Zéro-déchet, une mode ou une tendance de fond ?

Publié le Mis à jour le

« Zéro-déchet » semble être un mot à la mode en ce moment, mais que représente au juste ce concept ? Bien que sa définition diffère d’une personne à l’autre,  la mouvancet zéro déchet exige essentiellement que les gens produisent le moins de déchets possible.

Cela peut ressembler à une lutte pénible et sans fin dans un monde qui rend les choses si difficiles par une consommation qui semble effrénée. Nos supermarchés ont des fruits et légumes emballés dans du plastique, presque toutes les boissons gazeuses sont dans des bouteilles en plastique. On nous offre même des sacs en plastique pour y ranger nos provisions en vrac. Comme le rapporte le magazine Smithsonian, les sacs d’épicerie en plastique,  les contenants à emporter et même les serviettes de table sales ne peuvent être recyclés la plupart du temps, même s’ils sont faits de papier.
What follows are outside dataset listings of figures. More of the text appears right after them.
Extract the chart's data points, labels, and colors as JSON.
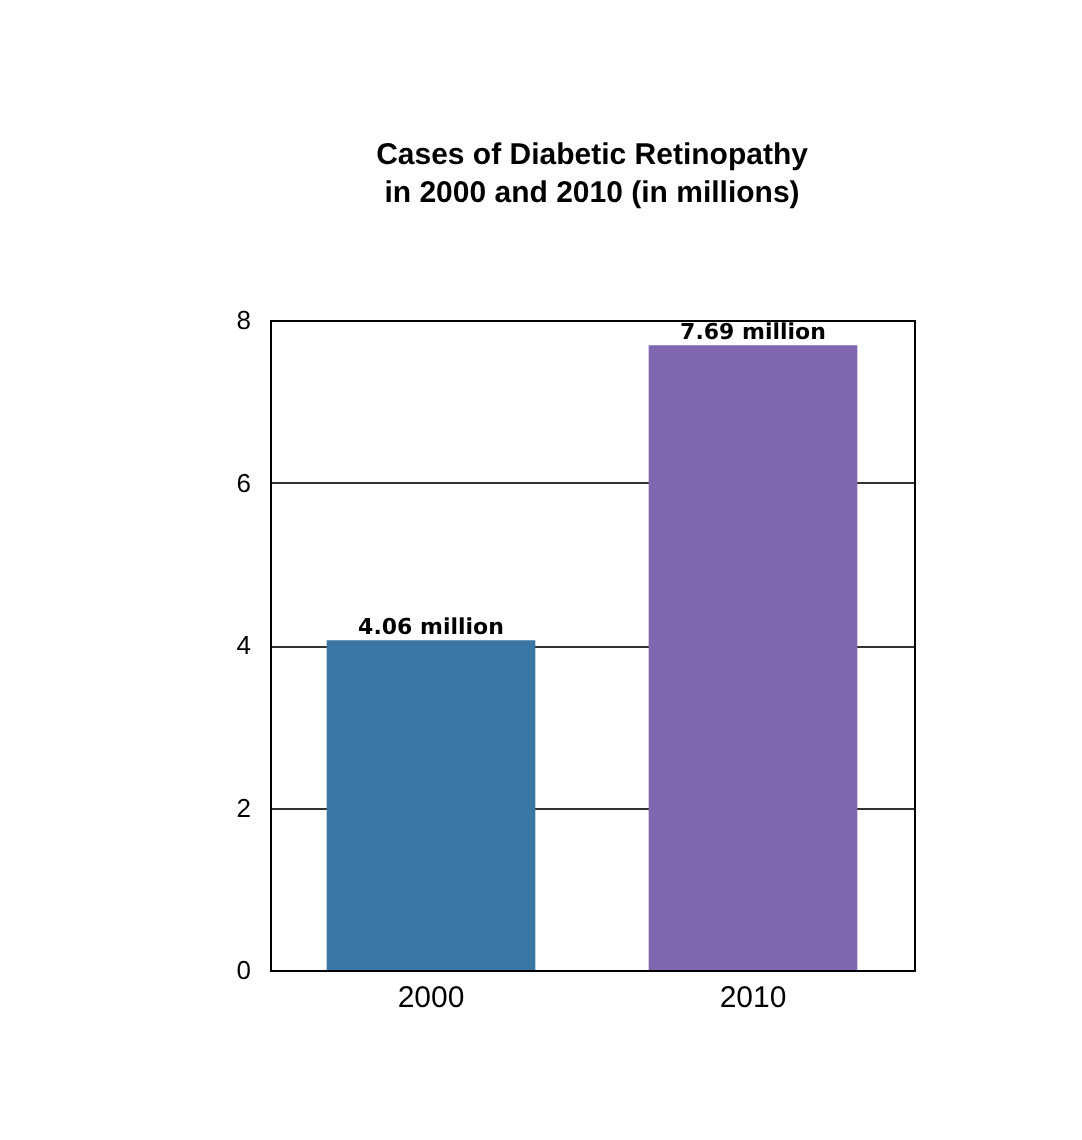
{
  "chart_data": {
    "type": "bar",
    "title": "Cases of Diabetic Retinopathy\nin 2000 and 2010 (in millions)",
    "categories": [
      "2000",
      "2010"
    ],
    "values": [
      4.06,
      7.69
    ],
    "colors": [
      "#3b77a5",
      "#8067af"
    ],
    "value_labels": [
      "4.06 million",
      "7.69 million"
    ],
    "ylim": [
      0,
      8
    ],
    "yticks": [
      0,
      2,
      4,
      6,
      8
    ],
    "grid": "y"
  }
}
Il n’est donc pas facile d’essayer d’éviter le gaspillage. Cela demande un certain effort, mais quelques changements simples au mode de vie peuvent vraiment aider. Avoir une bouteille d’eau réutilisable en métal au lieu d’acheter de l’eau dans des bouteilles en plastique peut réduire vos déchets. Apporter des sacs fourre-tout lors de voyages de magasinage, acheter des vêtements d’occasion et composter les déchets alimentaires sont tous des moyens efficaces de réduire les déchets en général.

Et les entreprises sont en train de prendre conscience de l’intérêt nécessaire pour la durabilité. Au lieu d’utiliser des contenants ou des sacs en plastique, les clients sont encouragés à venir avec leurs propres contenants et à faire le plein de produits en vrac. Il y a aussi des compagnies cosmétiques comme Ethique, la première marque de produits de beauté sans déchets au monde, qui ont créé des articles de toilette solides et qui n’ont donc pas besoin d’utiliser de plastique.

Que nous signale au juste le concept de zéro-déchet ?

Pour les tenants de la mouvance environnementaliste, chacun devrait faire ce qu’il peut (dans la mesure de ses moyens) lorsqu’il s’agit de mener une vie plus durable et écologique (la vertu environnementale). Nous aurions tous la responsabilité d’aider à protéger la planète avant qu’il ne soit trop tard. C’est un peu comme si l’humanité était la gardienne de la planète, et qu’elle devait remettre à leur place tous ces pollueurs qui dégradent les écosystèmes.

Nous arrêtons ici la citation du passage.